4.	Company shall not (a) copy the embedded database for packaged installer onto any public or distributed network; (b) use the embedded database for packaged installer to operate in or as a time-sharing, outsourcing, service bureau, application service provider or managed service provider environment; (c) use the embedded database for packaged installer as a general SQL server, as a stand alone application or with applications other than Company Applications under this license; (d) change any proprietary rights notices which appear in the embedded database for packaged installer; or (e) modify the embedded database for packaged installer.

5.	Company may transfer the license granted with respect to the embedded database for packaged installer only if (a) Company complies with any conditions imposed by SugarCRM and Company delivers all copies of the Software to the transferee along with the Agreement, (b) transferee accepts the terms and conditions of the Agreement as a condition to any transfer, and (c) Company's license to use the Software terminates upon transfer.

7.	Company must comply with all applicable export laws and regulations.

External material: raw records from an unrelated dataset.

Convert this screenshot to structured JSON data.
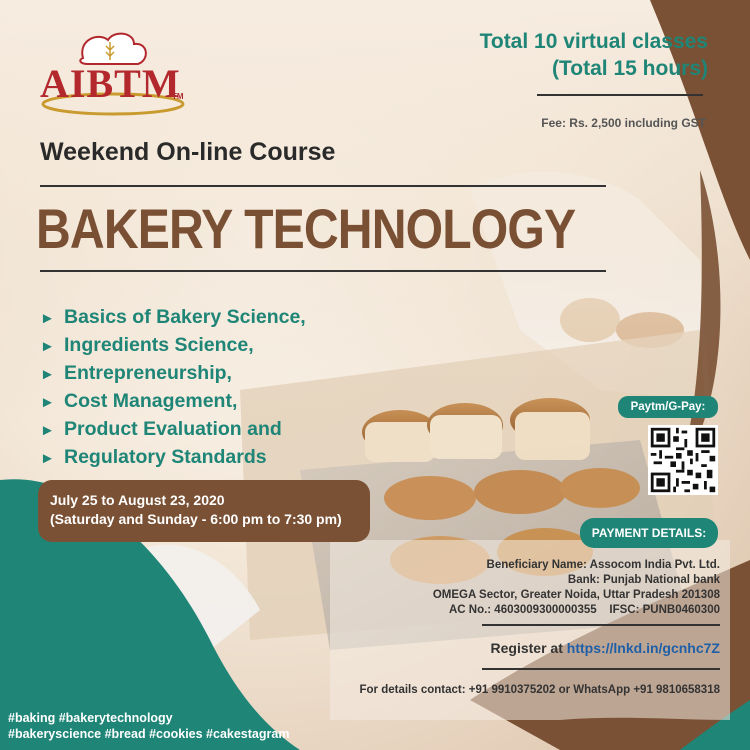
{
  "logo": {
    "text": "AIBTM",
    "tm": "TM"
  },
  "course": {
    "classes_line1": "Total 10 virtual classes",
    "classes_line2": "(Total 15 hours)",
    "fee": "Fee: Rs. 2,500 including GST",
    "subtitle": "Weekend On-line Course",
    "title": "BAKERY TECHNOLOGY",
    "topics": [
      "Basics of Bakery Science,",
      "Ingredients Science,",
      "Entrepreneurship,",
      "Cost Management,",
      "Product Evaluation and",
      "Regulatory Standards"
    ],
    "dates_line1": "July 25 to August 23, 2020",
    "dates_line2": "(Saturday and Sunday - 6:00 pm to 7:30 pm)"
  },
  "payment": {
    "paytm_label": "Paytm/G-Pay:",
    "details_label": "PAYMENT DETAILS:",
    "beneficiary": "Beneficiary Name: Assocom India Pvt. Ltd.",
    "bank": "Bank: Punjab National bank",
    "address": "OMEGA Sector, Greater Noida, Uttar Pradesh 201308",
    "account": "AC No.: 4603009300000355",
    "ifsc": "IFSC: PUNB0460300"
  },
  "register": {
    "label": "Register at",
    "link": "https://lnkd.in/gcnhc7Z"
  },
  "contact": "For details contact: +91 9910375202 or WhatsApp +91 9810658318",
  "tags": {
    "line1": "#baking #bakerytechnology",
    "line2": "#bakeryscience #bread #cookies #cakestagram"
  },
  "colors": {
    "teal": "#1e8577",
    "brown": "#7a5134",
    "logo_red": "#b3282d",
    "link_blue": "#1f5fa7"
  }
}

8.	Company must immediately destroy all copies of the embedded database for packaged installer upon termination of the Agreement.

Exhibit B

Terms for MSSQL Installer

(for server products only)

The following terms apply if Company is using the MSSQL Installer: 

1.	Company may not run the embedded database for packaged installer on a platform other than the Windows platform.

2.	Company may not alter any copyright, trademark or patent notice in the embedded database for packaged installer.

3.	Company may not: (a) disclose the results of any benchmark tests of the embedded database for packaged installer to any third party without the prior written approval of SugarCRM's licensor; (b) work around any technical limitations in the embedded database for packaged installer; (c) reverse engineer, decompile and/or disassemble the embedded database for packaged installer (except and only the extent that applicable law expressly permits despite this limitation); (d) make more copies of the embedded database for packaged installer than specified in the Agreement or allowed by applicable law, despite this limitation; (e) publish the embedded database for packaged installer for others to copy; (f) modify the embedded database for packaged installer; or (g) renting, leasing or lending the embedded database for packaged installer.

4.	Company may make one (1) backup copy of the embedded database for packaged installer, which backup copy may be used only be used to reinstall the embedded database for packaged installer.

5.	The embedded database for packaged installer contains other Microsoft programs.  The terms of this Exhibit B govern Company's use of such other Microsoft programs.